Roy Fisher (Ind., Greystoke) was pleased he had heard the comments of officers, which left little doubt in his mind that Mr. Hoyle’s application should be turned down. “Clearly he has disregarded any advice given to him by Eden District Council. We have got to go with our planning officers’ recommendation to refuse planning permission. We have no other option,” said Mr. Fisher.

John Thompson (Con., Penrith) agreed. “Our rules and regulations have not been adhered to. They have been flouted numerous times,” he said. “We on the planning applications committee listen sympathetically to everybody’s views, for and against. I am disappointed that the applicant has not adhered to our enforcement action.”

Malcolm Smith (Ind., Brough), deputising for absent committee member Harold Threlkeld (Ind., Eamont), had some sympathy with Mr. Hoyle. “My problem is that we have not heard the full story. I am disappointed that we didn’t hear from Mr. Woof. That would have helped me or anybody else that was standing in,” said Mr. Smith, who felt the problem stemmed from a “grey area” in the policy.

Mike Davidson (Ind., Penrith) said a lot of people had got themselves into “a mess” over the matter, including Mr. Hoyle, who had shown a “total disregard for anything at all”.

“There is one thing that has been straight and that has been our officers. They have stuck steadfast to policy,” he said. Mr. Davidson believed councillors were “damned” whichever way they voted.

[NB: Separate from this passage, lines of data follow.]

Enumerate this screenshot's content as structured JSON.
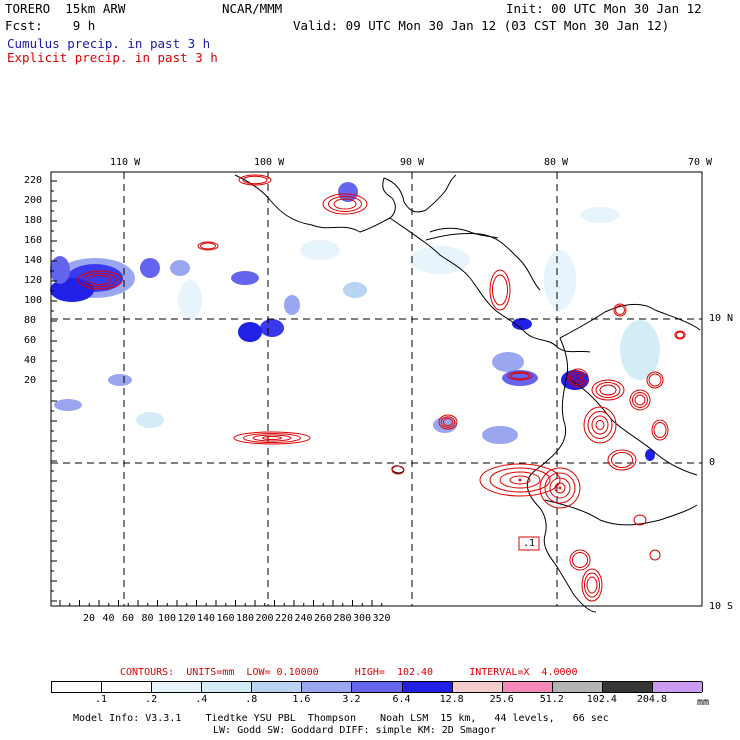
{
  "header": {
    "model": "TORERO  15km ARW",
    "org": "NCAR/MMM",
    "init": "Init: 00 UTC Mon 30 Jan 12",
    "fcst": "Fcst:    9 h",
    "valid": "Valid: 09 UTC Mon 30 Jan 12 (03 CST Mon 30 Jan 12)",
    "cumulus": "Cumulus precip. in past 3 h",
    "explicit": "Explicit precip. in past 3 h"
  },
  "map": {
    "lon_labels": [
      "110 W",
      "100 W",
      "90 W",
      "80 W",
      "70 W"
    ],
    "lat_labels": [
      "10 N",
      "0",
      "10 S"
    ],
    "y_ticks": [
      "220",
      "200",
      "180",
      "160",
      "140",
      "120",
      "100",
      "80",
      "60",
      "40",
      "20"
    ],
    "x_ticks": [
      "20",
      "40",
      "60",
      "80",
      "100",
      "120",
      "140",
      "160",
      "180",
      "200",
      "220",
      "240",
      "260",
      "280",
      "300",
      "320"
    ],
    "box_label": ".1"
  },
  "contours": {
    "label": "CONTOURS:  UNITS=mm  LOW= 0.10000      HIGH=  102.40      INTERVAL=X  4.0000"
  },
  "colorbar": {
    "levels": [
      ".1",
      ".2",
      ".4",
      ".8",
      "1.6",
      "3.2",
      "6.4",
      "12.8",
      "25.6",
      "51.2",
      "102.4",
      "204.8"
    ],
    "unit": "mm",
    "colors": [
      "#ffffff",
      "#ffffff",
      "#e8f4fb",
      "#d4ecf6",
      "#b8d4f2",
      "#9aa6f0",
      "#6464ee",
      "#2020e6",
      "#f5cccc",
      "#f58ab8",
      "#b4b4b4",
      "#363636",
      "#cc9cf0"
    ]
  },
  "footer": {
    "line1": "Model Info: V3.3.1    Tiedtke YSU PBL  Thompson    Noah LSM  15 km,   44 levels,   66 sec",
    "line2": "LW: Godd SW: Goddard DIFF: simple KM: 2D Smagor"
  }
}
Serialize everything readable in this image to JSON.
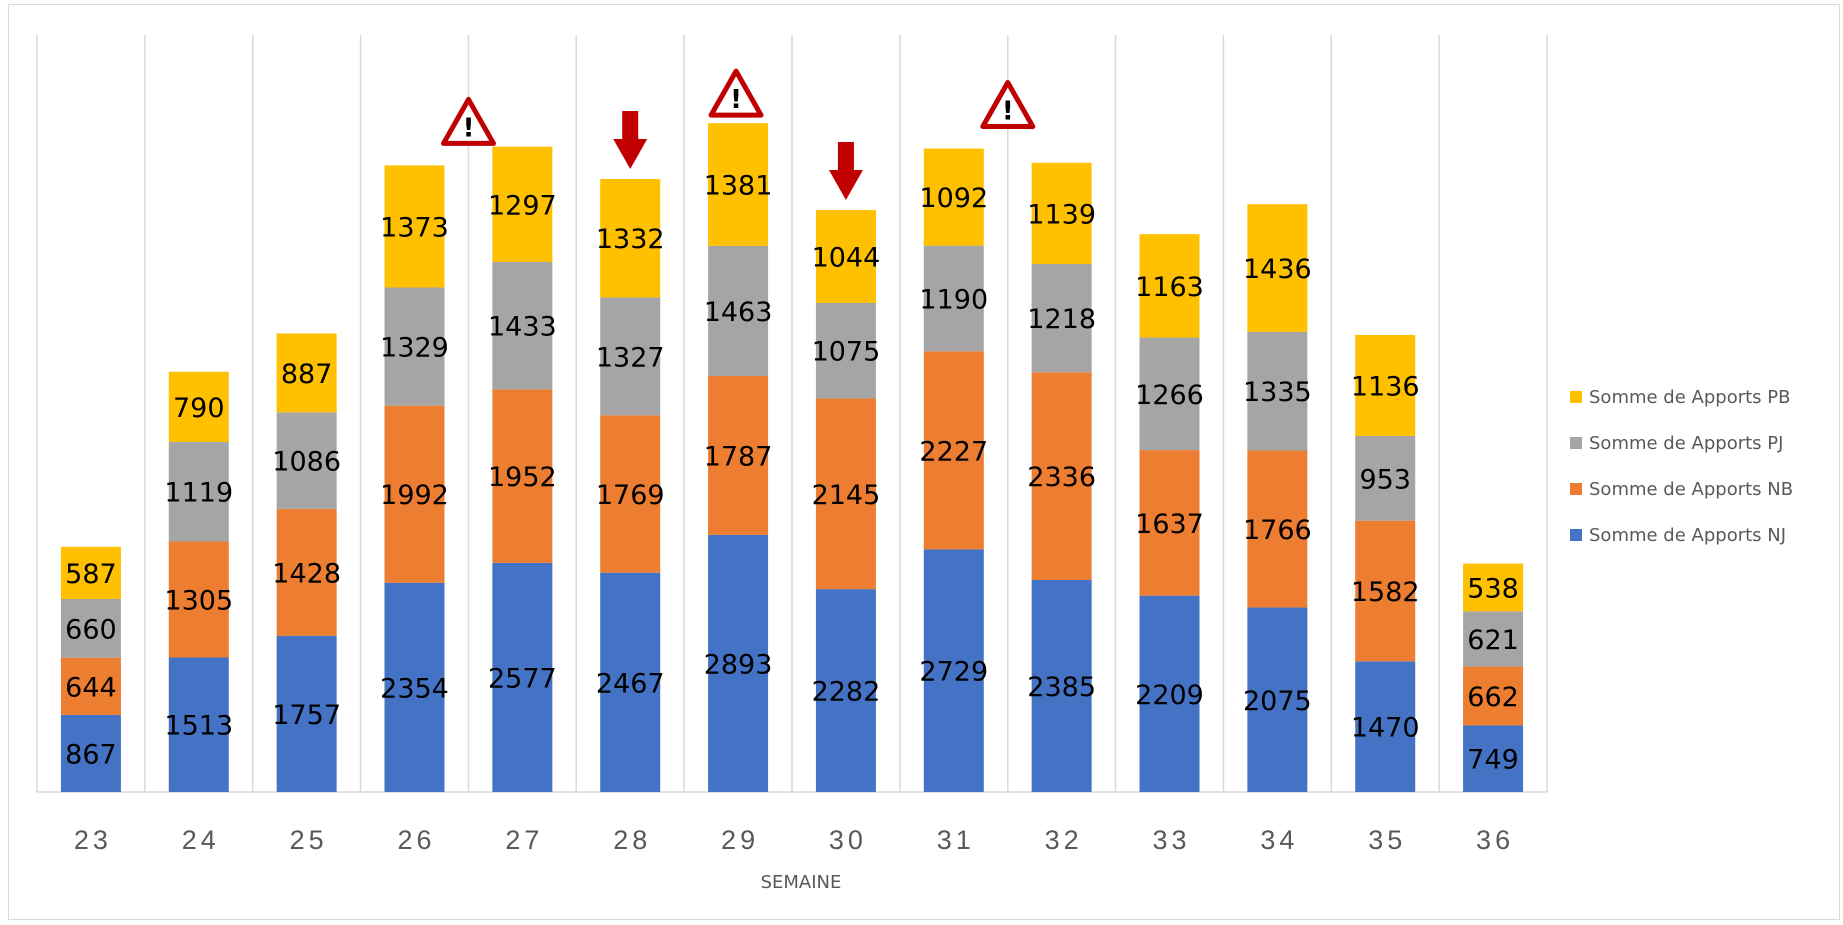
{
  "chart_data": {
    "type": "bar",
    "stacked": true,
    "title": "",
    "xlabel": "SEMAINE",
    "ylabel": "",
    "categories": [
      "23",
      "24",
      "25",
      "26",
      "27",
      "28",
      "29",
      "30",
      "31",
      "32",
      "33",
      "34",
      "35",
      "36"
    ],
    "series": [
      {
        "name": "Somme de Apports NJ",
        "color": "#4472C4",
        "values": [
          867,
          1513,
          1757,
          2354,
          2577,
          2467,
          2893,
          2282,
          2729,
          2385,
          2209,
          2075,
          1470,
          749
        ]
      },
      {
        "name": "Somme de Apports NB",
        "color": "#ED7D31",
        "values": [
          644,
          1305,
          1428,
          1992,
          1952,
          1769,
          1787,
          2145,
          2227,
          2336,
          1637,
          1766,
          1582,
          662
        ]
      },
      {
        "name": "Somme de Apports PJ",
        "color": "#A5A5A5",
        "values": [
          660,
          1119,
          1086,
          1329,
          1433,
          1327,
          1463,
          1075,
          1190,
          1218,
          1266,
          1335,
          953,
          621
        ]
      },
      {
        "name": "Somme de Apports PB",
        "color": "#FFC000",
        "values": [
          587,
          790,
          887,
          1373,
          1297,
          1332,
          1381,
          1044,
          1092,
          1139,
          1163,
          1436,
          1136,
          538
        ]
      }
    ],
    "legend_order": [
      "Somme de Apports PB",
      "Somme de Apports PJ",
      "Somme de Apports NB",
      "Somme de Apports NJ"
    ],
    "legend_position": "right",
    "ylim": [
      0,
      7500
    ],
    "grid": "vertical",
    "annotations": [
      {
        "category": "26",
        "type": "warning-triangle-icon"
      },
      {
        "category": "28",
        "type": "down-arrow-icon"
      },
      {
        "category": "29",
        "type": "warning-triangle-icon"
      },
      {
        "category": "30",
        "type": "down-arrow-icon"
      },
      {
        "category": "31",
        "type": "warning-triangle-icon"
      }
    ],
    "annotation_color": "#C00000",
    "show_data_labels": true
  }
}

John Lynch (Con., Penrith) felt in this particular case “the law was an ass”, while Michael Holliday (Ind., Langwathby) said councillors were all reluctant to see such houses knocked down. But he added: “We have made exceptions to rules sometimes. Sometimes there are grey areas but I don’t consider this a grey area at all. It is a house in open countryside built without permission.”

A motion that planners be minded to approve retention of the house was defeated7-4, and councillors then voted 6-4 in favour of the officers’ recommendation to demolish it.